Although drainage is one standard component of the treatment, the dilemma in the treatment of these combined lesions is that deep dermal injuries require surgical debridement and grafting to prevent infection while the underlying fat necrosis and hematoma prevent graft take. This often leads to excision of large tissue areas and grafting onto fascia, which results in very disfiguring scarring with contour deficits that are often too large to repair.
This case report of a 13-year-old girl who was run over by a school bus demonstrates an alternative treatment option, using an instillation vacuum dressing with noncompressible foam tubing to continually wash out the necrotic fat and blood clot, while preserving the dermal layer and led to preservation of the hip contour.
The patient was admitted in November 2018 with pelvic fractures, 7.5% total body surface area mixed second- and third-degree road rash to left hip and flank, left shoulder, right hand, and right popliteal fossa and a large subcutaneous degloving injury (Morel-Lavallée lesion) of the left flank (Figs. 1, 2).

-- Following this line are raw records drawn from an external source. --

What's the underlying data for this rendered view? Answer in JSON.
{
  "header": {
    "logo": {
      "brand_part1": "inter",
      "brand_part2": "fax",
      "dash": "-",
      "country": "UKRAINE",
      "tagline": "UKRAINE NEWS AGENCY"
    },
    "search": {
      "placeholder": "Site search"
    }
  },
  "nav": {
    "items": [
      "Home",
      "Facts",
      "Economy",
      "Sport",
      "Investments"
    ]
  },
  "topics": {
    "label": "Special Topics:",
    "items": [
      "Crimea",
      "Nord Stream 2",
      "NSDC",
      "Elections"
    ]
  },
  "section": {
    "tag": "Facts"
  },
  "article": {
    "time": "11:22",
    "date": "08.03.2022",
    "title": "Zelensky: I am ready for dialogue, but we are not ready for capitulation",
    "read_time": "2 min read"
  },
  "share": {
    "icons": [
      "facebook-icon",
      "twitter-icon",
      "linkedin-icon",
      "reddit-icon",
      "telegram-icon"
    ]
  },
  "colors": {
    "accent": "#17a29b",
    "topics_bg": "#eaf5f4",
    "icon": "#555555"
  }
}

The left pubic ramus was internally fixated. The burn service was consulted in conjunction to pediatric surgery for the management of the road rash burns. Instead of excision and grafting over the left flank and hip, the subcutaneous fluid (blood and fat, 1,200 mL) was drained via an inferior and superior incision. A noncompressible foam tubing (Veraflo cleanse, KCI) (Fig. 3) was threaded through the subcutaneous tunnel and combined with an external instillation vacuum-assisted closure (VAC) dressing (Veraflo; KCI, San Antonio, TX). The wounds were irrigated every 4 hours with 0.25% Dakin’s solution via the Veraflo Vac system with a dwell time of 10 minutes. The irrigation Vac system was changed twice, every 3 days, under sedation with replacement of the tunneling foam, and eventually, the Vac dressing was discontinued after 10 days when the remaining fat and dermal tissue were reattached to the underlying fascia. The road rash wounds showed signs of epithelialization and were not grafted and ultimately healed after discharge (24 hospital days) with some hypertrophic scarring, but no contour deficit (Fig. 4).

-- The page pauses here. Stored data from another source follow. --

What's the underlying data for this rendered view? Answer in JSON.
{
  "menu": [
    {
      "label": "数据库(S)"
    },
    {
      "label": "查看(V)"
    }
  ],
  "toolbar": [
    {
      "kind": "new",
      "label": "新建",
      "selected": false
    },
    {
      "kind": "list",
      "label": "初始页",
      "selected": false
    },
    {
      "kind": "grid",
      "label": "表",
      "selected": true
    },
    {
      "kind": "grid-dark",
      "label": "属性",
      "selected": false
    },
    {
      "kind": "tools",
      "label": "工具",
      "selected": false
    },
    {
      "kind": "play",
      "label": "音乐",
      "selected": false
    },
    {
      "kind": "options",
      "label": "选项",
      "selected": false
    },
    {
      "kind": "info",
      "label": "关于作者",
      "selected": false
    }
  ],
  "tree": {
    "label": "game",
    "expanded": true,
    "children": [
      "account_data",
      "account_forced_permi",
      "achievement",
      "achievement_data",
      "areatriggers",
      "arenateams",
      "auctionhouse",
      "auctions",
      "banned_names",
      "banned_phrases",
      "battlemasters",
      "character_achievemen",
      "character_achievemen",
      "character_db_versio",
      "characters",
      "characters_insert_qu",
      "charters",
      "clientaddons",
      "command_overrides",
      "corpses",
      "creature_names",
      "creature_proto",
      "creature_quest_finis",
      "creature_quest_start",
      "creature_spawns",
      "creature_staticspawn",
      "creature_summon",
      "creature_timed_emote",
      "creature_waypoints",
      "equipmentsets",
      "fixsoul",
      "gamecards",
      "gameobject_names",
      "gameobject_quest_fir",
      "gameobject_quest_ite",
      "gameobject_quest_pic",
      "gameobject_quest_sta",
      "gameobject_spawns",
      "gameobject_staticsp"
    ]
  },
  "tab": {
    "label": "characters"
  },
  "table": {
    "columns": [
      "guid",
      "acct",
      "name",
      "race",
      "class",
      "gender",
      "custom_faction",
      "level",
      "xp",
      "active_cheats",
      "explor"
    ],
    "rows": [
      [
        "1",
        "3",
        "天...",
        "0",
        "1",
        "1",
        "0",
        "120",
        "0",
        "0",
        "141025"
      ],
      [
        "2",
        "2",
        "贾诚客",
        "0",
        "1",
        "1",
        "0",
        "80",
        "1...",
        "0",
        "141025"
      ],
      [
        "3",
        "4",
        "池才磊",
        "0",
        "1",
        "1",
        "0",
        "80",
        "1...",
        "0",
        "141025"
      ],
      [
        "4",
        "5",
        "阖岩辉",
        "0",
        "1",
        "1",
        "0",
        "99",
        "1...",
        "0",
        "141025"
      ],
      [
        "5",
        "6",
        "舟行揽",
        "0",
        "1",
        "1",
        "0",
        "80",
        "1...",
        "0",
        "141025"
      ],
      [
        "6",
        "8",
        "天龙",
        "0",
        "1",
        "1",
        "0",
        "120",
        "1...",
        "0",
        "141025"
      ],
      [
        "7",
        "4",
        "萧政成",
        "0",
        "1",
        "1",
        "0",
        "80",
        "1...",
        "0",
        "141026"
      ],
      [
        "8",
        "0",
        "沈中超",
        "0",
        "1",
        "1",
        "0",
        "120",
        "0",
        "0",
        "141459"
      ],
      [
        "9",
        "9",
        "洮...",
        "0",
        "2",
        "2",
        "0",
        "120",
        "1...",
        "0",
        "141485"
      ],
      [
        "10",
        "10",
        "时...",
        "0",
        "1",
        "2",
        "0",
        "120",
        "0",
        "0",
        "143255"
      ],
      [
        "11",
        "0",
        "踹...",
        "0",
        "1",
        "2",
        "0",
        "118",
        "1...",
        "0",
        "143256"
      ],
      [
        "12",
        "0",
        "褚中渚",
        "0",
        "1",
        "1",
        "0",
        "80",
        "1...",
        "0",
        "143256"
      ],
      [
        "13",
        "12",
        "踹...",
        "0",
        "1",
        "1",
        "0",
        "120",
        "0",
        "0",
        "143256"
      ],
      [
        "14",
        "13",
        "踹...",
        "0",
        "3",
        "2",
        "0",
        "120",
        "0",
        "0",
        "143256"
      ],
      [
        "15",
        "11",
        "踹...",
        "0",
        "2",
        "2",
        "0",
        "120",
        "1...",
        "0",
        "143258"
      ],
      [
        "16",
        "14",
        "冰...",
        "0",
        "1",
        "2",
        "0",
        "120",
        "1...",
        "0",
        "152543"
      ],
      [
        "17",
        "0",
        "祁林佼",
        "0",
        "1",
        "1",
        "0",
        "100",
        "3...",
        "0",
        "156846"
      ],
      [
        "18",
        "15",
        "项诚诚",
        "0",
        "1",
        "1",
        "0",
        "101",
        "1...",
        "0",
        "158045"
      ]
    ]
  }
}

Similar situations can evolve in large-volume subcutaneous collection or infection, where a large amount of necrotic fat and hematoma lead essentially to the same scenario as described above. When caught in early stages of infection, this instillation vacuum system approach may be able to save the patient from large disfiguring excisional debridement.

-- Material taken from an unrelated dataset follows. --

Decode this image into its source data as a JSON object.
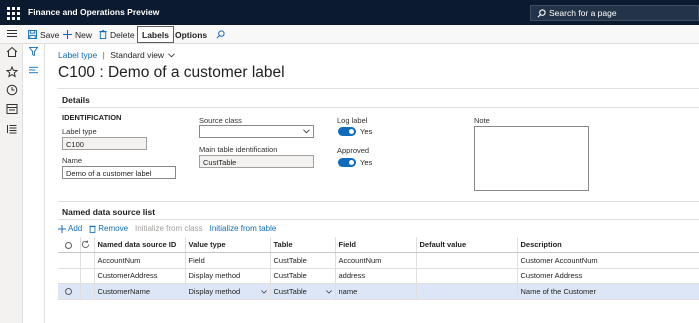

Contraindications for using this technique would be obvious full-thickness skin necrosis or signs of progressive necrotizing soft tissue injury, in which case open wide excision needs to be implemented immediately.
1. Brown DJ, Lu KJG, Chang K, et al. A rare case of severe third degree friction burns and large Morel-Lavallee lesion of the abdominal wall. Burns Trauma. 2018;6:6.
2. Hak DJ, Olson SA, Matta JM. Diagnosis and management of closed internal degloving injuries associated with pelvic and acetabular fractures: the Morel-Lavallée lesion. J Trauma. 1997;42:1046–1051.